The YOLO plugin turns any live room into a detection feed. It is a processor plugin with a Python worker: the framework spawns the worker when you enable the plugin, the worker runs YOLO (ultralytics) over the stream, and detections are drawn as bounding boxes on the player overlay — including on the public /play and /embed pages.

You write no glue code. The plugin declares needsWorker: true and a pure spawn(ctx), and the framework owns the process lifecycle: enabling starts it, disabling stops it, and start/stop/status/logs are exposed over the API.

Install and enable

curl -X POST $BASE/apps/live/plugins/yolo/install \
  -H "Authorization: Bearer $TOKEN"

curl -X PATCH $BASE/apps/live/plugins/yolo \
  -H "Authorization: Bearer $TOKEN" -H 'Content-Type: application/json' \
  -d '{"enabled": true, "config": {"room": "studio"}}'

Every config field has a default, so a fresh install is valid the moment you point it at a room.

How it flows

  1. The worker reads the app's live stream.
  2. It runs the YOLO model per sampled frame and finds objects.
  3. On a detection it POSTs the boxes to the plugin's live-data channel (authenticated with a per-start ingest token).
  4. The player overlay polls that channel and draws the boxes over the video, client-side.

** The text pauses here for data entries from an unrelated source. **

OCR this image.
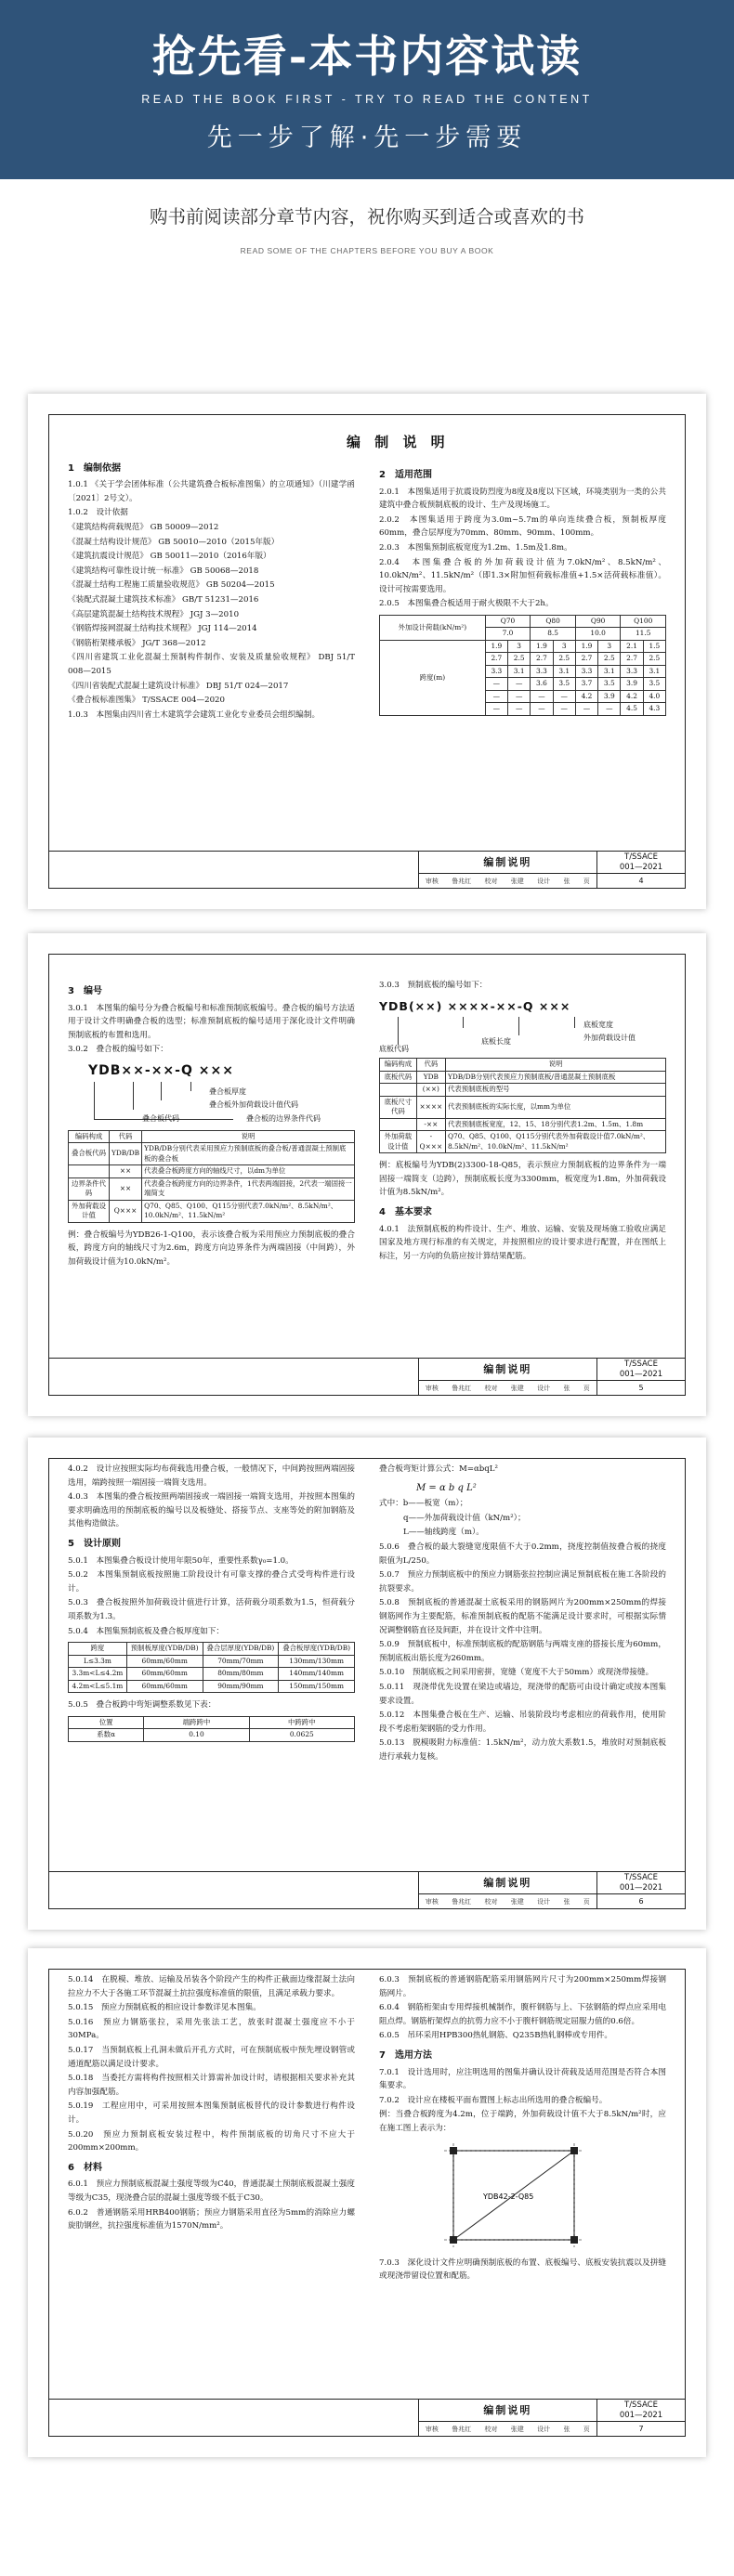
抢先看-本书内容试读
READ THE BOOK FIRST - TRY TO READ THE CONTENT
先一步了解·先一步需要
购书前阅读部分章节内容，祝你购买到适合或喜欢的书
READ SOME OF THE CHAPTERS BEFORE YOU BUY A BOOK
编 制 说 明
1　编制依据
1.0.1 《关于学会团体标准（公共建筑叠合板标准图集）的立项通知》（川建学函〔2021〕2号文）。
1.0.2　设计依据
《建筑结构荷载规范》 GB 50009—2012
《混凝土结构设计规范》 GB 50010—2010（2015年版）
《建筑抗震设计规范》 GB 50011—2010（2016年版）
《建筑结构可靠性设计统一标准》 GB 50068—2018
《混凝土结构工程施工质量验收规范》 GB 50204—2015
《装配式混凝土建筑技术标准》 GB/T 51231—2016
《高层建筑混凝土结构技术规程》 JGJ 3—2010
《钢筋焊接网混凝土结构技术规程》 JGJ 114—2014
《钢筋桁架楼承板》 JG/T 368—2012
《四川省建筑工业化混凝土预制构件制作、安装及质量验收规程》 DBJ 51/T 008—2015
《四川省装配式混凝土建筑设计标准》 DBJ 51/T 024—2017
《叠合板标准图集》 T/SSACE 004—2020
1.0.3　本图集由四川省土木建筑学会建筑工业化专业委员会组织编制。
2　适用范围
2.0.1　本图集适用于抗震设防烈度为8度及8度以下区域，环境类别为一类的公共建筑中叠合板预制底板的设计、生产及现场施工。
2.0.2　本图集适用于跨度为3.0m~5.7m的单向连续叠合板，预制板厚度60mm，叠合层厚度为70mm、80mm、90mm、100mm。
2.0.3　本图集预制底板宽度为1.2m、1.5m及1.8m。
2.0.4　本图集叠合板的外加荷载设计值为7.0kN/m²、8.5kN/m²、10.0kN/m²、11.5kN/m²（即1.3×附加恒荷载标准值+1.5×活荷载标准值）。设计可按需要选用。
2.0.5　本图集叠合板适用于耐火极限不大于2h。
外加设计荷载(kN/m²)	Q70		Q80		Q90		Q100	
	7.0		8.5		10.0		11.5	
跨度(m)	1.9	3	1.9	3	1.9	3	2.1	1.5
	2.7	2.5	2.7	2.5	2.7	2.5	2.7	2.5
	3.3	3.1	3.3	3.1	3.3	3.1	3.3	3.1
	—	—	3.6	3.5	3.7	3.5	3.9	3.5
	—	—	—	—	4.2	3.9	4.2	4.0
	—	—	—	—	—	—	4.5	4.3
编制说明
审核 鲁兆红 校对 张建 设计 张 页
T/SSACE
001—2021
4
3　编号
3.0.1　本图集的编号分为叠合板编号和标准预制底板编号。叠合板的编号方法适用于设计文件明确叠合板的选型；标准预制底板的编号适用于深化设计文件明确预制底板的布置和选用。
3.0.2　叠合板的编号如下：
YDB××-××-Q ×××
叠合板代码
叠合板厚度
叠合板外加荷载设计值代码
叠合板的边界条件代码
编码构成	代码	说明
叠合板代码	YDB/DB	YDB/DB分别代表采用预应力预制底板的叠合板/普通混凝土预制底板的叠合板
	××	代表叠合板跨度方向的轴线尺寸，以dm为单位
边界条件代码	××	代表叠合板跨度方向的边界条件，1代表两端固接，2代表一端固接一端简支
外加荷载设计值	Q×××	Q70、Q85、Q100、Q115分别代表7.0kN/m²、8.5kN/m²、10.0kN/m²、11.5kN/m²
例：叠合板编号为YDB26-1-Q100，表示该叠合板为采用预应力预制底板的叠合板，跨度方向的轴线尺寸为2.6m，跨度方向边界条件为两端固接（中间跨），外加荷载设计值为10.0kN/m²。
3.0.3　预制底板的编号如下：
YDB(××) ××××-××-Q ×××
底板代码
底板宽度
底板长度	外加荷载设计值
编码构成	代码	说明
底板代码	YDB	YDB/DB分别代表预应力预制底板/普通混凝土预制底板
	(××)	代表预制底板的型号
底板尺寸代码	××××	代表预制底板的实际长度，以mm为单位
	-××	代表预制底板宽度，12、15、18分别代表1.2m、1.5m、1.8m
外加荷载设计值	-Q×××	Q70、Q85、Q100、Q115分别代表外加荷载设计值7.0kN/m²、8.5kN/m²、10.0kN/m²、11.5kN/m²
例：底板编号为YDB(2)3300-18-Q85，表示预应力预制底板的边界条件为一端固接一端简支（边跨），预制底板长度为3300mm，板宽度为1.8m，外加荷载设计值为8.5kN/m²。
4　基本要求
4.0.1　法预制底板的构件设计、生产、堆放、运输、安装及现场施工验收应满足国家及地方现行标准的有关规定，并按照相应的设计要求进行配置，并在图纸上标注，另一方向的负筋应按计算结果配筋。
编制说明
审核 鲁兆红 校对 张建 设计 张 页
T/SSACE
001—2021
5
4.0.2　设计应按照实际均布荷载选用叠合板，一般情况下，中间跨按照两端固接选用，端跨按照一端固接一端简支选用。
4.0.3　本图集的叠合板按照两端固接或一端固接一端简支选用，并按照本图集的要求明确选用的预制底板的编号以及板缝处、搭接节点、支座等处的附加钢筋及其他构造做法。
5　设计原则
5.0.1　本图集叠合板设计使用年限50年，重要性系数γ₀=1.0。
5.0.2　本图集预制底板按照施工阶段设计有可靠支撑的叠合式受弯构件进行设计。
5.0.3　叠合板按照外加荷载设计值进行计算，活荷载分项系数为1.5，恒荷载分项系数为1.3。
5.0.4　本图集预制底板及叠合板厚度如下：
跨度	预制板厚度(YDB/DB)	叠合层厚度(YDB/DB)	叠合板厚度(YDB/DB)
L≤3.3m	60mm/60mm	70mm/70mm	130mm/130mm
3.3m<L≤4.2m	60mm/60mm	80mm/80mm	140mm/140mm
4.2m<L≤5.1m	60mm/60mm	90mm/90mm	150mm/150mm
5.0.5　叠合板跨中弯矩调整系数见下表：
位置	端跨跨中	中跨跨中
系数α	0.10	0.0625
叠合板弯矩计算公式：M=αbqL²
M = α b q L²
式中：b——板宽（m）；
q——外加荷载设计值（kN/m²）；
L——轴线跨度（m）。
5.0.6　叠合板的最大裂缝宽度限值不大于0.2mm，挠度控制值按叠合板的挠度限值为L/250。
5.0.7　预应力预制底板中的预应力钢筋张拉控制应满足预制底板在施工各阶段的抗裂要求。
5.0.8　预制底板的普通混凝土底板采用的钢筋网片为200mm×250mm的焊接钢筋网作为主要配筋，标准预制底板的配筋不能满足设计要求时，可根据实际情况调整钢筋直径及间距，并在设计文件中注明。
5.0.9　预制底板中，标准预制底板的配筋钢筋与两端支座的搭接长度为60mm，预制底板出筋长度为260mm。
5.0.10　预制底板之间采用密拼，宽缝（宽度不大于50mm）或现浇带接缝。
5.0.11　现浇带优先设置在梁边或墙边，现浇带的配筋可由设计确定或按本图集要求设置。
5.0.12　本图集叠合板在生产、运输、吊装阶段均考虑相应的荷载作用，使用阶段不考虑桁架钢筋的受力作用。
5.0.13　脱模吸附力标准值：1.5kN/m²，动力放大系数1.5，堆放时对预制底板进行承载力复核。
编制说明
审核 鲁兆红 校对 张建 设计 张 页
T/SSACE
001—2021
6
5.0.14　在脱模、堆放、运输及吊装各个阶段产生的构件正截面边缘混凝土法向拉应力不大于各施工环节混凝土抗拉强度标准值的限值，且满足承载力要求。
5.0.15　预应力预制底板的相应设计参数详见本图集。
5.0.16　预应力钢筋张拉，采用先张法工艺，放张时混凝土强度应不小于30MPa。
5.0.17　当预制底板上孔洞未做后开孔方式时，可在预制底板中预先埋设钢管或通道配筋以满足设计要求。
5.0.18　当委托方需将构件按照相关计算需补加设计时，请根据相关要求补充其内容加强配筋。
5.0.19　工程应用中，可采用按照本图集预制底板替代的设计参数进行构件设计。
5.0.20　预应力预制底板安装过程中，构件预制底板的切角尺寸不应大于200mm×200mm。
6　材料
6.0.1　预应力预制底板混凝土强度等级为C40，普通混凝土预制底板混凝土强度等级为C35，现浇叠合层的混凝土强度等级不低于C30。
6.0.2　普通钢筋采用HRB400钢筋；预应力钢筋采用直径为5mm的消除应力螺旋肋钢丝，抗拉强度标准值为1570N/mm²。
6.0.3　预制底板的普通钢筋配筋采用钢筋网片尺寸为200mm×250mm焊接钢筋网片。
6.0.4　钢筋桁架由专用焊接机械制作，腹杆钢筋与上、下弦钢筋的焊点应采用电阻点焊。钢筋桁架焊点的抗剪力应不小于腹杆钢筋规定屈服力值的0.6倍。
6.0.5　吊环采用HPB300热轧钢筋、Q235B热轧钢棒或专用件。
7　选用方法
7.0.1　设计选用时，应注明选用的图集并确认设计荷载及适用范围是否符合本图集要求。
7.0.2　设计应在楼板平面布置图上标志出所选用的叠合板编号。
例：当叠合板跨度为4.2m，位于端跨，外加荷载设计值不大于8.5kN/m²时，应在施工图上表示为：
YDB42-2-Q85
7.0.3　深化设计文件应明确预制底板的布置、底板编号、底板安装抗震以及拼缝或现浇带留设位置和配筋。
编制说明
审核 鲁兆红 校对 张建 设计 张 页
T/SSACE
001—2021
7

Unlike the face-blur plugin, YOLO only posts on a hit — no detection means no update, which keeps the channel quiet on empty scenes.

Check the worker

curl $BASE/apps/live/plugins/yolo/worker/status \
  -H "Authorization: Bearer $TOKEN"

curl "$BASE/apps/live/plugins/yolo/logs?limit=200" \
  -H "Authorization: Bearer $TOKEN"

The status endpoint tells you whether the worker is running; the logs endpoint tails its output for debugging a model or performance issue.

Performance notes

Detection is CPU-heavy. Keep the sampled frame rate modest and downscale large frames for detection — you rarely need full resolution to find a person or a car. The model file downloads on first run and is shared across every app on the node. For heavy workloads a GPU pays off, but the worker degrades gracefully on CPU-only hosts.

What to build with it

People-counting for a venue, vehicle detection on a parking camera, safety-zone alerts on a factory floor — anywhere you want the stream itself to become a signal. Pair the detections with a webhook consumer and YOLO becomes the eyes of an automation, not just an overlay.